Awhile back, one of my good Australian friends gave me the book, The Message of Mission, by Peskett & Ramachandra, and which I have just recently begun to read.  In the preface, the authors summarize what they consider to be one of the key elements of mission: “We must also emphasize that Christian mission leads us again and again to the foot of the cross: all Christian mission must be shaped by the cross; the cross must never be behind us, but always in front of us.  For this reason, we have drawn attention again and again to mission from the underside … and to the importance of mission out of weakness, which has been the way mission has been conducted through most of the history of the church.”  My heart resonates with that statement.  Yet I have often wondered how weakness practically works out in our lives, our ministries, and the mission to which God has called us. 

Forgive me for quoting a rather lengthy piece from Bauckham’s book, Bible and Mission which I referred to in a previous post, but I think he sets us on an interesting path towards reflecting on this question in practical terms.  It’s found in a section entitled, “To all by way of the least,” where he reflects on 1 Corinthians 1.  He writes: “In this passage and its context Paul does something rather remarkable.  In the first place, by echoing the Old Testament, he identifies a consistent divine strategy, a characteristic way in which God works, to which the origins of the church at Corinth conform.  The God who chose the first Corinthian converts is the God who chose the least significant of all the peoples (Israel) for his own (Deuteronomy 7:7).  This is Hannah’s God, who exalts the lowly and humbles the exalted (1 Samuel 2:3-8), just as he is also Mary’s God, who fills the hungry and dismisses the rich (Luke 1:51-53).  This is the God who chose the youngest of Jesse’s sons, David, the one no one had even thought to summon (1 Samuel 16:6-13).  This is the God who habitually overturns status, not in order to make the non-élite a new élite, but in order to abolish status, to establish his kingdom in which none can claim privilege over others and all gladly surrender privilege for the good of others.”

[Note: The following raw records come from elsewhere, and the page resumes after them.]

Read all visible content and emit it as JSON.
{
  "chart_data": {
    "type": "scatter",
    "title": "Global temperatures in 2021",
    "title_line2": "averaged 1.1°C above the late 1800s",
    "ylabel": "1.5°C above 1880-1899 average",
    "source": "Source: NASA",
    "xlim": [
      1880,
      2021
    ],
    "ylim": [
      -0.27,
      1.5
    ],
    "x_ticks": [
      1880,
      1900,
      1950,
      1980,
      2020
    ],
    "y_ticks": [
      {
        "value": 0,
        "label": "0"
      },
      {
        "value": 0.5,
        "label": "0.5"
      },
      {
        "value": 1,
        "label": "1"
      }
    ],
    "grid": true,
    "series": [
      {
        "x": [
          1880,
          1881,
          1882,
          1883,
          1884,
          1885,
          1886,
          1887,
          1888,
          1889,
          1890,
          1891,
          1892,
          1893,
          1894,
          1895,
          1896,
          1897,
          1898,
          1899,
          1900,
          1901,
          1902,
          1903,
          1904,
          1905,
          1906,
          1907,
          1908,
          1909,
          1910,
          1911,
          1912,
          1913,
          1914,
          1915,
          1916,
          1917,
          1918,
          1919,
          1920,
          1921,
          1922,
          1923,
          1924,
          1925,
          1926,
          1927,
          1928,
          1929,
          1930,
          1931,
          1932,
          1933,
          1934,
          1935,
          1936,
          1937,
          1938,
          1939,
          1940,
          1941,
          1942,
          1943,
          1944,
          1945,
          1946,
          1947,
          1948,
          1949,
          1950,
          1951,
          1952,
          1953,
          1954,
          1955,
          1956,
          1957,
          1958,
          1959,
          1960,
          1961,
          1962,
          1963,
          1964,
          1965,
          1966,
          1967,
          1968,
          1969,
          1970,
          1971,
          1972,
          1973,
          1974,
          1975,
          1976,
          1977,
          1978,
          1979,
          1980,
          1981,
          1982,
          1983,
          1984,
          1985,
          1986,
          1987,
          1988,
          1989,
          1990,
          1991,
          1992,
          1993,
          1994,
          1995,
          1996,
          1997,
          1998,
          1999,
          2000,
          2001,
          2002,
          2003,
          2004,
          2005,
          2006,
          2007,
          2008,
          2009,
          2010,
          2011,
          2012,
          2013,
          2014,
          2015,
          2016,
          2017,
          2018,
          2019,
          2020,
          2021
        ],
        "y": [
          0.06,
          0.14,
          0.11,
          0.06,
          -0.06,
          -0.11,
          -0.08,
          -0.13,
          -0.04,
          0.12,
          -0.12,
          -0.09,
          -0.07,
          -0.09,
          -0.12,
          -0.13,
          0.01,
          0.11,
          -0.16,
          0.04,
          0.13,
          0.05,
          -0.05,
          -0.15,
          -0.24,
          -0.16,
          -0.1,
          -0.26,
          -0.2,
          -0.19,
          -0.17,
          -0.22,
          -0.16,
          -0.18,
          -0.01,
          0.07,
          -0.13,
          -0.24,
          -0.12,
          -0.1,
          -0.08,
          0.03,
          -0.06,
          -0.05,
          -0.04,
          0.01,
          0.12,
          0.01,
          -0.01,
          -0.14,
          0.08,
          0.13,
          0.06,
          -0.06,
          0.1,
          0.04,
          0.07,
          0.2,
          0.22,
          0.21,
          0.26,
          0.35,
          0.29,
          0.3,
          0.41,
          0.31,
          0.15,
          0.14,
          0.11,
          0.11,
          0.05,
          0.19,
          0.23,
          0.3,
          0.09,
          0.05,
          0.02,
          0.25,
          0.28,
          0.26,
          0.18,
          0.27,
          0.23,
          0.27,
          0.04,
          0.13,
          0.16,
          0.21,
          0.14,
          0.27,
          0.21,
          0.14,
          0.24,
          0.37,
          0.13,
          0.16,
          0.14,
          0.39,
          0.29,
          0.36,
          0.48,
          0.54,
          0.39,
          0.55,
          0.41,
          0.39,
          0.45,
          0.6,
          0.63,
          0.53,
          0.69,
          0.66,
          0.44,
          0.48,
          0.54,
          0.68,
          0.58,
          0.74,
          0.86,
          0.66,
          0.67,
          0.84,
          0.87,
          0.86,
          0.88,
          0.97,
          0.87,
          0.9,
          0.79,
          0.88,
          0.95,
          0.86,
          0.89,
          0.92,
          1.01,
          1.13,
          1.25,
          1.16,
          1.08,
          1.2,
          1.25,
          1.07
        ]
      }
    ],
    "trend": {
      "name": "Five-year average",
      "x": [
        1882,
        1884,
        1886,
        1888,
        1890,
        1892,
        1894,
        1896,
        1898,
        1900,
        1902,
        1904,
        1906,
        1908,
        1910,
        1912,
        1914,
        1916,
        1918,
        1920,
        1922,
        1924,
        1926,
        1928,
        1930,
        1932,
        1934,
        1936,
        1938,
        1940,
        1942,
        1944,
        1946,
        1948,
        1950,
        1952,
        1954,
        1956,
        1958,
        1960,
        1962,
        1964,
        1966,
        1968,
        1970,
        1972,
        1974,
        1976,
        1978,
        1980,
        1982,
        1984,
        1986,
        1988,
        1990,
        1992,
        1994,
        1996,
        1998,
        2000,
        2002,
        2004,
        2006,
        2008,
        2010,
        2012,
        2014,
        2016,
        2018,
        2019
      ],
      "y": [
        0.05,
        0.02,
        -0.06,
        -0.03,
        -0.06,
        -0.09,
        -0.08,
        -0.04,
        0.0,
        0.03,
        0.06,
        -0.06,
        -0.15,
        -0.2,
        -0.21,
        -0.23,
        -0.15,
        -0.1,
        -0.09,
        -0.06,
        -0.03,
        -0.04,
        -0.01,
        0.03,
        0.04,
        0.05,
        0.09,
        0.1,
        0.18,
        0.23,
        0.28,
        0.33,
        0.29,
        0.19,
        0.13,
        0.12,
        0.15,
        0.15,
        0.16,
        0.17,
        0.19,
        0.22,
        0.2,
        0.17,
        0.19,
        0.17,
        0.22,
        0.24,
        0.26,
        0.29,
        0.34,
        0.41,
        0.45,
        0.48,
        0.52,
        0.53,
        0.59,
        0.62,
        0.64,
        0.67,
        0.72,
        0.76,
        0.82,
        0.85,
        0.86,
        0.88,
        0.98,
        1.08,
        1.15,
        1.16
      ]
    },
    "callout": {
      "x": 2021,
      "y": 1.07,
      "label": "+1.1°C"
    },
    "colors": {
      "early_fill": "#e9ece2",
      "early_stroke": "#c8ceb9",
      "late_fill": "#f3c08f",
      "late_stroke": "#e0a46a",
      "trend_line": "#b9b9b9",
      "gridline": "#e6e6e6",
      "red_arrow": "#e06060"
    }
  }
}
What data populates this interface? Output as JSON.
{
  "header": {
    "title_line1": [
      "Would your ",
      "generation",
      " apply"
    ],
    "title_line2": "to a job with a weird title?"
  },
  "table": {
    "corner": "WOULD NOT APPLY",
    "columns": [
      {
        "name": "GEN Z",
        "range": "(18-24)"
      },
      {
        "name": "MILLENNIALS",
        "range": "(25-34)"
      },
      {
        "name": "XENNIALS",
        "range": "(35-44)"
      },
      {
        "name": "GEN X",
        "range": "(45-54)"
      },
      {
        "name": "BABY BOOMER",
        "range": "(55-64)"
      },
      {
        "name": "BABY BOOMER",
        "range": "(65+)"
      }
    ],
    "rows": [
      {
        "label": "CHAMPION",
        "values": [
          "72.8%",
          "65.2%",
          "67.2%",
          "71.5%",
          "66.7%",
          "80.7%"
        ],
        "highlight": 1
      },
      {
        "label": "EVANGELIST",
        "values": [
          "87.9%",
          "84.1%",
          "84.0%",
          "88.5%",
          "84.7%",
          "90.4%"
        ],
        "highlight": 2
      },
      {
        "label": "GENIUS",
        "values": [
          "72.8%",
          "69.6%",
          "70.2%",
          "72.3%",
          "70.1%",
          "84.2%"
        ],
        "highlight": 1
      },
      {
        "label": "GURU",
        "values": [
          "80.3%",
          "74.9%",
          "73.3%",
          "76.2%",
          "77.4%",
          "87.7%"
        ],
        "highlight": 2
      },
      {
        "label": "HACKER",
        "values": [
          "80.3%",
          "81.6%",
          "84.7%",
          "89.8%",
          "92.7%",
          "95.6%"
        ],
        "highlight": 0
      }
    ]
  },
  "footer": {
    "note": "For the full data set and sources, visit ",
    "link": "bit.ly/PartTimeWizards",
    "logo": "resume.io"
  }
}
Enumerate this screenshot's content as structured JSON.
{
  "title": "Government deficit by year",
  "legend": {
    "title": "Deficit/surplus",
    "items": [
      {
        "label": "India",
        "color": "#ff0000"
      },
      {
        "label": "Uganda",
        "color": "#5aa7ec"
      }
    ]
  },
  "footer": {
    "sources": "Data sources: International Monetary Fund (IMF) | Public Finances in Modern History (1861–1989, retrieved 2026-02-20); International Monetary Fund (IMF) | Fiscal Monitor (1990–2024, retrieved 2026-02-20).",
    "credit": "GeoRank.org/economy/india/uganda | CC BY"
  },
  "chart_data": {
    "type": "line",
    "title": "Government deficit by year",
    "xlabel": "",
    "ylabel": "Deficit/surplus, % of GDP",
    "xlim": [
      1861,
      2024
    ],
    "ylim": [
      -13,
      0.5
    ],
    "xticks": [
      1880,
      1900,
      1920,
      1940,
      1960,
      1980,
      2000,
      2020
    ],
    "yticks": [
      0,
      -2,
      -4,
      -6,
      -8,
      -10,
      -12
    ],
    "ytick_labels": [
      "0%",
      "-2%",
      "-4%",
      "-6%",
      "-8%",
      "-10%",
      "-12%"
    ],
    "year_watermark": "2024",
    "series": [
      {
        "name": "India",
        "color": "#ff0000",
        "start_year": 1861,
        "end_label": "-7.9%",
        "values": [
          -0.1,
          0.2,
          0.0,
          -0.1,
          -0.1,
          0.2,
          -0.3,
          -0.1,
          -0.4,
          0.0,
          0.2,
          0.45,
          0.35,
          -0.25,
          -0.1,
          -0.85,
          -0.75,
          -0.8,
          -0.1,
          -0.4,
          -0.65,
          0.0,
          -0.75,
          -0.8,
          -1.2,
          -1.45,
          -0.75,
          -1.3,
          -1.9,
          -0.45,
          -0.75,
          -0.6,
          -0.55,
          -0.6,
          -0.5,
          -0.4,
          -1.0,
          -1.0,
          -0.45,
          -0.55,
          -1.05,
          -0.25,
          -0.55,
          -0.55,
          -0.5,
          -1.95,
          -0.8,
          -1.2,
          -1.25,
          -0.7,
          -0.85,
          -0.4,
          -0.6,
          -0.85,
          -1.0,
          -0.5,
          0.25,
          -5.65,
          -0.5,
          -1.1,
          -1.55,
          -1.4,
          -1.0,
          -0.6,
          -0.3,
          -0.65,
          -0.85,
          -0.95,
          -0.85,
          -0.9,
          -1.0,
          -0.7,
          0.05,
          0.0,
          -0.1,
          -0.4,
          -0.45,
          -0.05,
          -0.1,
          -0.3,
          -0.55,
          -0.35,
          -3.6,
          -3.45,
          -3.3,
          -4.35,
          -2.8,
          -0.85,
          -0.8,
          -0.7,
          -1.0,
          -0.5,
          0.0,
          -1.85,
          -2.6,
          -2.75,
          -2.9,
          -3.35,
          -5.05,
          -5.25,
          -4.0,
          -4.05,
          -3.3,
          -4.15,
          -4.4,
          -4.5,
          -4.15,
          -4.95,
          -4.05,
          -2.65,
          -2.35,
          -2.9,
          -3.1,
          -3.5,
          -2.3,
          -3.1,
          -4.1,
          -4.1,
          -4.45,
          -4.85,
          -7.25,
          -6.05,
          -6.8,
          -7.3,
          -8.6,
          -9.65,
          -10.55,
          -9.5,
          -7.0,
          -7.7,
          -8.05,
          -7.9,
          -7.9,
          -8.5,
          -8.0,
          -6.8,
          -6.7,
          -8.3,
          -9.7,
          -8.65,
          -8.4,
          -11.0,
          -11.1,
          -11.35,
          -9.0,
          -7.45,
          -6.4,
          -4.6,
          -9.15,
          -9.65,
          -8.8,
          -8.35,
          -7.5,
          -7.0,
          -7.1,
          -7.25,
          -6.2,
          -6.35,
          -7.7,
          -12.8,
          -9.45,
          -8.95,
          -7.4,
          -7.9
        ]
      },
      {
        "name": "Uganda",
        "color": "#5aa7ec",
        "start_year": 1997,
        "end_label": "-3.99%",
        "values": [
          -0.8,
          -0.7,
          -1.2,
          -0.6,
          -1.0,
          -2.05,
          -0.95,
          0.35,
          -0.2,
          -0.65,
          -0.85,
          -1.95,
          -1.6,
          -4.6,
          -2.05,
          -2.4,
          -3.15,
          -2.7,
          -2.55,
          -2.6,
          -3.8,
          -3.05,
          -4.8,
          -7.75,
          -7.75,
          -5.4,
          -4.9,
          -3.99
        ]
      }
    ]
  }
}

Living out of weakness (perhaps another way of talking about our value of interdependence) would at the very least call us to lay aside our self centered desires in order to work in community with others, to “gladly surrender privilege for the good of others.”  Now that would be hard.  Then again, that’s why we need Jesus.

Particularly thinking & acting universal

This past Sunday, we headed out with some of the Paris Prayer Conference participants to pray for the town where we are involved in a small house church.  We met for prayer with Christian and Florence who lead the group.  As they shared about the spiritual needs of the area, they mentioned that D-, a woman who recently started coming to the house church and was baptized just two weeks ago, had talked to them about how she could already see how the Lord was going to “expand” our group and start another in a neighboring town where she lives.  The surprised yet excited look on their faces said it all. 

Here was a woman who had been called out of darkness by our “pursuing” God, who recognizes that it was He who particularly sought her, and who testified that when she read the Gospel of John, she immediately felt that all her wanderings were over and she could finally “unpack her suitcases” as the expression goes in French.  Here was a woman, barely a year old in Jesus, who was already thinking and acting with a universal mindset and heart.  “This is mission,” as Richard Bauckham said.